Se deixamos de lado a hipocrisia, podemos dizer envergonhados que preferimos a seletividade. Na teoria, tratamos todos igualmente, mas os que pertencem ao nosso círculo tratamos de modo mais igual.

Falei de Zumbi, mas queria falar do cachorro, o Capataz. Pêlo brilhante, dentes brancos, olhos vivos, a maioria não lembra quando ele assumiu o seu cargo: porteiro. Não era um emprego, claro, cachorros não têm contrato. Mas era o que ele fazia o dia todo, na entrada do armazém: abanava o rabo aos clientes da casa, levantava-se e abria a boca com faceirice aos mais conhecidos, rosnava aos que chegavam pela primeira vez, chamando a atenção do dono, que vinha pessoalmente recepcionar e desfazer equívocos. Capataz também era bom guardião: à noite, quando todos iam para casa, ele se ajeitava com uma coberta atrás do balcão, depois de comer a sua ração. Uma noite tentaram roubar o estabelecimento: Capataz foi ferido a pauladas, mas não deixou que levassem nada. O dono lhe deu uma coleira. Capataz entendeu que tinha feito algo bom, mas não entendeu o presente. Queria uma bola, como as carolas querem a missa. Era a única coisa que fazia o cachorro sair da porta do armazém: jogar com a garotada, no ataque e na defesa. Mas a bola nunca veio. Vieram os anos, a velhice, a cegueira e um pouco de surdez. Capataz ainda reconhecia os antigos clientes pelo cheiro, mas com frequência não levantava e o rabo abanava pouco. O dono, ainda mais idoso, morreu entre o balcão e as prateleiras. Os herdeiros enxotaram Capataz do armazém tão logo caiu a noite. Essas regalias para cães vadios não seriam mais permitidas. Nunca viram o animal como fiel companheiro do comerciante. Para eles era apenas um cachorro de rua, a quem o dono do armazém tolerava, por ter muita pena.

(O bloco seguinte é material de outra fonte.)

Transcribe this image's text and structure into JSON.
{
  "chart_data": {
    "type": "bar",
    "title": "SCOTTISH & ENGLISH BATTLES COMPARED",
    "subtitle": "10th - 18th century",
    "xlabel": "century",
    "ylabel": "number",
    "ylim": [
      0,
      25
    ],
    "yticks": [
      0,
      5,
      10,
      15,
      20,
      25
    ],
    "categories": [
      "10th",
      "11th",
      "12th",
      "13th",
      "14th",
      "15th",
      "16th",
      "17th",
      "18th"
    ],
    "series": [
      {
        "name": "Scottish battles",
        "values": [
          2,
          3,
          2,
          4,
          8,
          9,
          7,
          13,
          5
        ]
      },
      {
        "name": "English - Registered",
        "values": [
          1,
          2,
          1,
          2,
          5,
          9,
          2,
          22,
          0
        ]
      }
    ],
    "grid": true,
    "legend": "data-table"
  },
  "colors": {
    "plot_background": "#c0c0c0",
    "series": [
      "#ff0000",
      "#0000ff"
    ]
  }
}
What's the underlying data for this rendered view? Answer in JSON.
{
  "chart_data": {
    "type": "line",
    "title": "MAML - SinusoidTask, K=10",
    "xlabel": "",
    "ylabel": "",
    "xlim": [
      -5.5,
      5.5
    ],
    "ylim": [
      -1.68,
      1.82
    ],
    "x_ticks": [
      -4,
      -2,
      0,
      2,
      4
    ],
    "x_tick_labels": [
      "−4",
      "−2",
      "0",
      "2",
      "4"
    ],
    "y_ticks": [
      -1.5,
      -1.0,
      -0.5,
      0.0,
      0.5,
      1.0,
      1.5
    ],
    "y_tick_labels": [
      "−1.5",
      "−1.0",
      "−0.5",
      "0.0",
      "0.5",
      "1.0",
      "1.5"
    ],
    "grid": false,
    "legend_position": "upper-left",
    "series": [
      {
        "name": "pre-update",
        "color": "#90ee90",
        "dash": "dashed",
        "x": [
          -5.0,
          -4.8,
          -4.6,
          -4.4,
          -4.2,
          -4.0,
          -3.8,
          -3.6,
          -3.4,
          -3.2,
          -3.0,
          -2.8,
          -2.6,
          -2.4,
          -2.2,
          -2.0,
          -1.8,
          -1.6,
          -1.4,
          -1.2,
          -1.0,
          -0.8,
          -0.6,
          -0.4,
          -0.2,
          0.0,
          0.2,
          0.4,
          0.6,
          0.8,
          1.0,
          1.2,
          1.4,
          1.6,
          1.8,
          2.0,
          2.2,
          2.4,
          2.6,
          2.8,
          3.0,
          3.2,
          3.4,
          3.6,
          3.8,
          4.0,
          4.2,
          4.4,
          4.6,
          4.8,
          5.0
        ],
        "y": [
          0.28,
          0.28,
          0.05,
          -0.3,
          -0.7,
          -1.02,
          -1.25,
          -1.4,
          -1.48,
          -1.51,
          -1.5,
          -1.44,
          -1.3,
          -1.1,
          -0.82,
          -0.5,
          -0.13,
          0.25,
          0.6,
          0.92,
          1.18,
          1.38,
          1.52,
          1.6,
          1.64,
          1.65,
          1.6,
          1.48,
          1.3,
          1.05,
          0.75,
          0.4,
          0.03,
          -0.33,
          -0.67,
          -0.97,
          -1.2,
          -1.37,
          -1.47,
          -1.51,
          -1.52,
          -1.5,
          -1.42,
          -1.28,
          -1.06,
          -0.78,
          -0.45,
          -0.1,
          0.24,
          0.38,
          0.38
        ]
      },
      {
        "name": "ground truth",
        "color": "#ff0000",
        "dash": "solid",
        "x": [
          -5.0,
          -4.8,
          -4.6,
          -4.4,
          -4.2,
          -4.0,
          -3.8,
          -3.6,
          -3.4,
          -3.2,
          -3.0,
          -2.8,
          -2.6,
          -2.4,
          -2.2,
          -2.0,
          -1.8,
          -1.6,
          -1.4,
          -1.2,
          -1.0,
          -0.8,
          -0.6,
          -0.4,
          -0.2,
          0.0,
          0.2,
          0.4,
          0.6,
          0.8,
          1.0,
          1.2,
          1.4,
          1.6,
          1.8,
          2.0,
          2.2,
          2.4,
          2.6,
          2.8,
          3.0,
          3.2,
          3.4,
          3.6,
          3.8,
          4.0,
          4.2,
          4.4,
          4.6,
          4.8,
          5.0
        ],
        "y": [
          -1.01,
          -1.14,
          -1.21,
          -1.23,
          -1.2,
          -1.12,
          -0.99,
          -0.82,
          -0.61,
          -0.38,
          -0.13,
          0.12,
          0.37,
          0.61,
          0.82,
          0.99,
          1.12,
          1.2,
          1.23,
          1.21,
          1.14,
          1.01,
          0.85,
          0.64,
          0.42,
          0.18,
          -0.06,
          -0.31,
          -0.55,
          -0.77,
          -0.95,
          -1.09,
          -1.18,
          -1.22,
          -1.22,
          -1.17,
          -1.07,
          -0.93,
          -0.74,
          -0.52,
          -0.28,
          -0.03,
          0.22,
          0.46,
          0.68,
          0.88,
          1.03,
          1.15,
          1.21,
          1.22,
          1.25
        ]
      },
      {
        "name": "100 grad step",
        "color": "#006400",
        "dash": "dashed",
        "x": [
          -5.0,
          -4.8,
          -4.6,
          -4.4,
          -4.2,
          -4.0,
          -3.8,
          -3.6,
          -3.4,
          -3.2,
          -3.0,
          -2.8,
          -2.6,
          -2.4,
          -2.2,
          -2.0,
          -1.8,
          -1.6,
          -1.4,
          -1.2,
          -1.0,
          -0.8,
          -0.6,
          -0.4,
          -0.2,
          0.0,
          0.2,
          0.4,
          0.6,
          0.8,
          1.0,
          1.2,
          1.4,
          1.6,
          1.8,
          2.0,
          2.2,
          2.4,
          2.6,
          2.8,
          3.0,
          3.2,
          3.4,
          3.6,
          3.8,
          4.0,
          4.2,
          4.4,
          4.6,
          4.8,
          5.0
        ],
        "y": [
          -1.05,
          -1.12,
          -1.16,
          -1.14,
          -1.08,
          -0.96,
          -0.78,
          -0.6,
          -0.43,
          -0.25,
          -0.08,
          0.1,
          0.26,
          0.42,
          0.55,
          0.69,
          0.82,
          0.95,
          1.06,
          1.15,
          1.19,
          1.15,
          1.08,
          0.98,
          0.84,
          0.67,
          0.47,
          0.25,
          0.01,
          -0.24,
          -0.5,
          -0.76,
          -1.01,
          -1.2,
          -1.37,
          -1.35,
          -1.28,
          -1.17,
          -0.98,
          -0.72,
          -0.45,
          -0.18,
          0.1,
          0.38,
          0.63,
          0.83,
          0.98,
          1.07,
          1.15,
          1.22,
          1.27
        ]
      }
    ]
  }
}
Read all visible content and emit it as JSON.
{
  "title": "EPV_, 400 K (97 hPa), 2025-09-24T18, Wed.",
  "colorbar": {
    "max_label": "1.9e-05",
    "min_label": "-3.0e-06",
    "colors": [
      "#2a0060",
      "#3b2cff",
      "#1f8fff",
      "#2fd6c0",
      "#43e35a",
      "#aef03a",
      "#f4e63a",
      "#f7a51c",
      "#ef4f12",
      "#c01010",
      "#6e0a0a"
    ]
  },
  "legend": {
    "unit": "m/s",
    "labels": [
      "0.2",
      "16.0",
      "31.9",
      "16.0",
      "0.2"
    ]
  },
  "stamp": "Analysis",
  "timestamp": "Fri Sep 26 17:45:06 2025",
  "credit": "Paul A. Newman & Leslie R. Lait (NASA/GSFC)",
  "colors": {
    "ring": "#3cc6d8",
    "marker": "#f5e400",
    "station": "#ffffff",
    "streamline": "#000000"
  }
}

Dizem que antes de morrer, Capataz andava pelos arredores da igreja da cidade, como quem espera uma esmola.

Falei do cachorro, mas queria falar de Zumbi. Ele deveria ser festejado como herói do nosso país tão nobre, onde “nós nem cremos que escravos outrora tenha havido”, como repetimos quando celebramos a nossa República. Por isso lembrei do Capataz: é que conheci alguém tratado como cachorro. Era mulher, era negra e ninguém mais se interessou por seu destino desde que o último dono se foi. As pessoas que enxotaram Capataz sempre se emocionavam ao ouvir os nossos hinos e cantavam com a mão direita posta sobre o coração.